2,8 Millionen Eatigo- und 1,1 Millionen RedMart-Konten nach Datenverletzung

In den letzten Tagen kam es zu weiteren massiven Datenverletzungen. Die Verstöße betrafen die Restaurantreservierungsplattform Eatigo und die Online-Supermärkte RedMart.

Insgesamt waren fast 4 Millionen Konten betroffen.
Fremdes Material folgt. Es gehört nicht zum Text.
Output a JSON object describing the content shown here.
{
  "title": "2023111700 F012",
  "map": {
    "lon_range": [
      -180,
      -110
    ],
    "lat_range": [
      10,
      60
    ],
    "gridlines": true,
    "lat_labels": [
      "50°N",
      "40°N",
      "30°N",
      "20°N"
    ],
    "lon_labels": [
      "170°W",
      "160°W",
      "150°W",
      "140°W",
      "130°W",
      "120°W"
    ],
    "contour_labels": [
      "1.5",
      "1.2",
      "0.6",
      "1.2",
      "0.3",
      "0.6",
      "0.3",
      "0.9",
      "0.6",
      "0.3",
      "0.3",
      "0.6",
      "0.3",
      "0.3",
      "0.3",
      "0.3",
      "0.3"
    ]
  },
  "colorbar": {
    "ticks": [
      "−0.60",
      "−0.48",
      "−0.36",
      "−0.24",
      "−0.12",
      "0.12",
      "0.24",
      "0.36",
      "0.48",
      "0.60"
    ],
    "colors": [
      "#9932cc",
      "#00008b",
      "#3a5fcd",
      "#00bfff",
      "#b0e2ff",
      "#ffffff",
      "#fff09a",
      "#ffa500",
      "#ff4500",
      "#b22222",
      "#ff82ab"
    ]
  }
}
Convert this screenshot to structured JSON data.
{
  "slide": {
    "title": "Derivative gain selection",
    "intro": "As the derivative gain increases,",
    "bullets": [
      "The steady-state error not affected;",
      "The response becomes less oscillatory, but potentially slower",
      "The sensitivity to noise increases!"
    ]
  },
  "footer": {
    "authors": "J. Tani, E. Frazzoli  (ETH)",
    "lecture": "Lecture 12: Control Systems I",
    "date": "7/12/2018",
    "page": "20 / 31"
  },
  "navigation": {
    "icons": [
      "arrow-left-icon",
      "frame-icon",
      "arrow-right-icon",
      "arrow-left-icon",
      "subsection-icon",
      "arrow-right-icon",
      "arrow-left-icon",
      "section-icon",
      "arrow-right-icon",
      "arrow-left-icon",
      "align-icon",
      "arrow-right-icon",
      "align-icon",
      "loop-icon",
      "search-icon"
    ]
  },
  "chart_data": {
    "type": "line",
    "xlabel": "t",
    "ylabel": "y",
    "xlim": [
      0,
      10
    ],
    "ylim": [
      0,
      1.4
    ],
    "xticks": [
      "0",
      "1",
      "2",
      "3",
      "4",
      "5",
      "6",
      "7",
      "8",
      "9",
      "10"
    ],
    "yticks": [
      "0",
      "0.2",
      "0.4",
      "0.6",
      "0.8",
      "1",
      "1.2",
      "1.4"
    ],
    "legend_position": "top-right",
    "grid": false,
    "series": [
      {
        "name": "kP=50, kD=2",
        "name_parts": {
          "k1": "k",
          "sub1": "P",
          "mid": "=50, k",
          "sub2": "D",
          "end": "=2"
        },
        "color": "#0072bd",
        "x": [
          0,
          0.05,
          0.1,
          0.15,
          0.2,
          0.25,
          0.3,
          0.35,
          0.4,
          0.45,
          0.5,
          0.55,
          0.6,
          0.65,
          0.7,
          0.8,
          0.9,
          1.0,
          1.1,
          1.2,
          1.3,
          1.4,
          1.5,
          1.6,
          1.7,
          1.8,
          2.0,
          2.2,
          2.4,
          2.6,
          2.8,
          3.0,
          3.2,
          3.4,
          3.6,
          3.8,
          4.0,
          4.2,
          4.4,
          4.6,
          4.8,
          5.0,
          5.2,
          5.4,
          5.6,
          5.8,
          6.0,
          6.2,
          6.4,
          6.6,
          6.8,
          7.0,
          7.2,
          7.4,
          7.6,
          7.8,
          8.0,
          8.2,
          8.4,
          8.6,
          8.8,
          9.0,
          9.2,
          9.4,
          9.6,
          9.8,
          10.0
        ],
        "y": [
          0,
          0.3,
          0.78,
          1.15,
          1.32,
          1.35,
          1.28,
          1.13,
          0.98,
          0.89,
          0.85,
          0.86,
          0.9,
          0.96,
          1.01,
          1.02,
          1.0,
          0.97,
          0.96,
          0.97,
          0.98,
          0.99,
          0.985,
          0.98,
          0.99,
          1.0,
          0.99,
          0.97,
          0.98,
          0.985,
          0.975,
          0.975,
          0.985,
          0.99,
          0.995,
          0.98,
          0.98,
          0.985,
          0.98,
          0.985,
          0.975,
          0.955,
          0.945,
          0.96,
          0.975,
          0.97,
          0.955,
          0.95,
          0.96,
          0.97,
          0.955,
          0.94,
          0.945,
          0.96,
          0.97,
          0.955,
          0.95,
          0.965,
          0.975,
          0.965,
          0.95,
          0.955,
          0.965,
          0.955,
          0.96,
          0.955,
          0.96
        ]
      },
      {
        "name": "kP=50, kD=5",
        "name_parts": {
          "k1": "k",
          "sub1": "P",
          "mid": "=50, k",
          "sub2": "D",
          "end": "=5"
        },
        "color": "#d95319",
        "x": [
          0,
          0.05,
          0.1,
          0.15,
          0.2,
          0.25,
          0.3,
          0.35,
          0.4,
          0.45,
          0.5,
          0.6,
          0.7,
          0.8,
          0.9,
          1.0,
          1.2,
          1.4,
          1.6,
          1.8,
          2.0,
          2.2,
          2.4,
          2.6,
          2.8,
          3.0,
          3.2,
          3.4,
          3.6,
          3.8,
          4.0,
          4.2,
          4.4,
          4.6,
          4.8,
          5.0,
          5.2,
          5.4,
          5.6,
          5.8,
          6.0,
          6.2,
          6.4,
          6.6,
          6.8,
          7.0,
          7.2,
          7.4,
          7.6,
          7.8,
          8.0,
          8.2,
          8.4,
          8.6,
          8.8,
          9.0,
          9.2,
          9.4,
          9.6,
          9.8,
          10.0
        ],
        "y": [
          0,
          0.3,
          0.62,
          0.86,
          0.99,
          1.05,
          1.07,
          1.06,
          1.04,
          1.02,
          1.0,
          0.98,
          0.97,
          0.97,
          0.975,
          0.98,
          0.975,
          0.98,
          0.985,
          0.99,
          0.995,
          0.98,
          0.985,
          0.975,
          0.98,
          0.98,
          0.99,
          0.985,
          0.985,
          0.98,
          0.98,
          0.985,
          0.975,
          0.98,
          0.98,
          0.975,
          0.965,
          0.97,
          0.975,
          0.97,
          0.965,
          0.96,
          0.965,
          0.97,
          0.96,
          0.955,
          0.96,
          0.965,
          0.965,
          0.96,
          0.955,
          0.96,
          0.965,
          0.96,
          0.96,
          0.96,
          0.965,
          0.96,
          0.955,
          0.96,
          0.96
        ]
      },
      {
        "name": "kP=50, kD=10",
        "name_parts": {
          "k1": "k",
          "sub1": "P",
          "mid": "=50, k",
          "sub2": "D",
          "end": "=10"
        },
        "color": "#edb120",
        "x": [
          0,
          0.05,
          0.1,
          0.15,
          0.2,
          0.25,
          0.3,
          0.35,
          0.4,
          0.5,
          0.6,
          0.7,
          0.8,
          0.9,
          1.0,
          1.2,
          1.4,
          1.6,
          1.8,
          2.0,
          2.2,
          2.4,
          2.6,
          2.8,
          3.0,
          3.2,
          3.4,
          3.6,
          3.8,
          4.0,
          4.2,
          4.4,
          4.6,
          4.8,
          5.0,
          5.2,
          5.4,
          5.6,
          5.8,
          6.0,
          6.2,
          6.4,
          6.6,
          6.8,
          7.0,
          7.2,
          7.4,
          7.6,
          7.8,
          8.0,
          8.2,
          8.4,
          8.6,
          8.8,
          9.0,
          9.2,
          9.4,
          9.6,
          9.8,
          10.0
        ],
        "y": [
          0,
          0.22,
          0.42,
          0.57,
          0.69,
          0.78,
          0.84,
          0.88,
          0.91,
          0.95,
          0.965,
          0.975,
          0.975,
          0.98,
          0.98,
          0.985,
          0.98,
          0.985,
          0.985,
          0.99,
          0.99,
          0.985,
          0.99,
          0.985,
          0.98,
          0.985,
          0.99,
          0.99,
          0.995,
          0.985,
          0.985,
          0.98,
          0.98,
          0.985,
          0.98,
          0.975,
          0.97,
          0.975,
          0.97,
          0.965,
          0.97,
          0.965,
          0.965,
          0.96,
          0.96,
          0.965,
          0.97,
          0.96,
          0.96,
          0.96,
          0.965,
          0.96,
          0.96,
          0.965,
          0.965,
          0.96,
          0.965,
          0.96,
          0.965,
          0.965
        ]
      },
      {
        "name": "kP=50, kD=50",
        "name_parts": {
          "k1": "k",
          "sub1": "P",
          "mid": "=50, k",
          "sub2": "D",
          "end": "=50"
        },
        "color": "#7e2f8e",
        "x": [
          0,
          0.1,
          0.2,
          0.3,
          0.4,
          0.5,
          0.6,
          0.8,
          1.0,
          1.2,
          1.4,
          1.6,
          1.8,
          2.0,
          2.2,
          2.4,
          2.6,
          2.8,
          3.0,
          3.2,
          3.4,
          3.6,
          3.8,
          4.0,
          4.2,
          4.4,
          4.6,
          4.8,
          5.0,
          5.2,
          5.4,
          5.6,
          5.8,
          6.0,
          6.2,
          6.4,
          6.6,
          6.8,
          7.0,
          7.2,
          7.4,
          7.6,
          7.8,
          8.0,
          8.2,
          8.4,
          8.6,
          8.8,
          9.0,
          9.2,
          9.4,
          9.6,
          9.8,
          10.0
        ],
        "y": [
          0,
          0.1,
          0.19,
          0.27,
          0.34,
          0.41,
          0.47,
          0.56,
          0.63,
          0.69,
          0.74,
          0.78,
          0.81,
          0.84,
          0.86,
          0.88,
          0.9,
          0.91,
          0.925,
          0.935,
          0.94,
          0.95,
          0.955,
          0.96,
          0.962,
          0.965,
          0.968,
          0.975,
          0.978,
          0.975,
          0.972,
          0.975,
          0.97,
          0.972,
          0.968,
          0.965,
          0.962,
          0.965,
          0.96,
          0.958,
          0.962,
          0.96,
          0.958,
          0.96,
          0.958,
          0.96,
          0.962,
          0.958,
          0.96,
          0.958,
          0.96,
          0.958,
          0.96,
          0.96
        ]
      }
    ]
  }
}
Am letzten Tag im Oktober teilte Eatigo seinen Kunden mit, dass es Opfer eines "Datensicherheitsvorfalls" geworden sei, bei dem schlechte Akteure auf ihre üblichen Zieldatenbanken für Kundenkonten zugegriffen hätten. Die Eatigo-Aufzeichnungen waren mindestens anderthalb Jahre alt und enthielten Namen, E-Mails und Telefonnummern von Eatigo-Kunden.

Die gestohlenen Schallplatten tauchten im dunklen Internet zum Verkauf auf - insgesamt 2,8 Millionen Eatigo-Kundendatensätze. In derselben Verkaufsanzeige im dunklen Webforum wurden auch 1,1 Millionen RedMart-Konten zum Verkauf angeboten.

RedMart wird von der Muttergesellschaft Lazada betrieben, die wiederum Teil des chinesischen multinationalen Konzerns Alibaba Group ist. Das Unternehmen gab bekannt, dass seine eigenen Kundenaufzeichnungen, auf die illegal zugegriffen wurde, ebenfalls "mehr als 18 Monate veraltet" waren. Die schlechten Schauspieler konnten nur auf RedMart-Konten zugreifen - Konten, die mit Lazadas E-Commerce-Plattform erstellt wurden, waren davon nicht betroffen. Lazada berichtete weiter, dass die verletzten Datenbanken bei einem Hosting-Dienstleister eines Drittanbieters waren.

Die Tatsache, dass die Daten in beiden Datenbanken mindestens 18 Monate alt waren, ist angesichts der Art der darin enthaltenen Aufzeichnungen kein großer Trost. Ihr Name, Geschlecht und Ihre E-Mail-Adresse sind schließlich nicht genau die Elemente, die Sie alle paar Jahre ändern.

Der Beitrag im dunklen Webforum listete auch die Telefonnummern der Eatigo-Kunden sowie die Facebook-IDs und -Token auf. Die Anzeige für den Lazada-Dump-Verkauf enthielt E-Mails, Adressen, Namen, Telefone und "Teilkreditkarten".

Können Sie sich wirklich vor einer Datenverletzung schützen?

Das einzige, was Kunden in ähnlichen Situationen tun können, ist, ihre Kennwörter zu ändern, die Multi-Faktor-Authentifizierung für alle Dienste zu aktivieren, die dies unterstützen, und zu hoffen, dass sie Kennwörter nicht plattformübergreifend wiederverwendet haben. Sie können wenig tun, um sich vor einer Datenverletzung auf einer Remote-Plattform zu schützen , da Ihre Informationen nach einem erfolgreichen Angriff immer verfügbar sind, unabhängig davon, wie gut Ihre Passwörter sind.

Das einzige, was Sie als Kunde und Benutzer tun können, ist, gute Sicherheitspraktiken zu befolgen, niemals Passwörter wiederzuverwenden und Ihr Bestes zu geben, um mögliche Schäden nach einem Verstoß zu mindern, Ihr Passwort zu ändern und MFA zu aktivieren.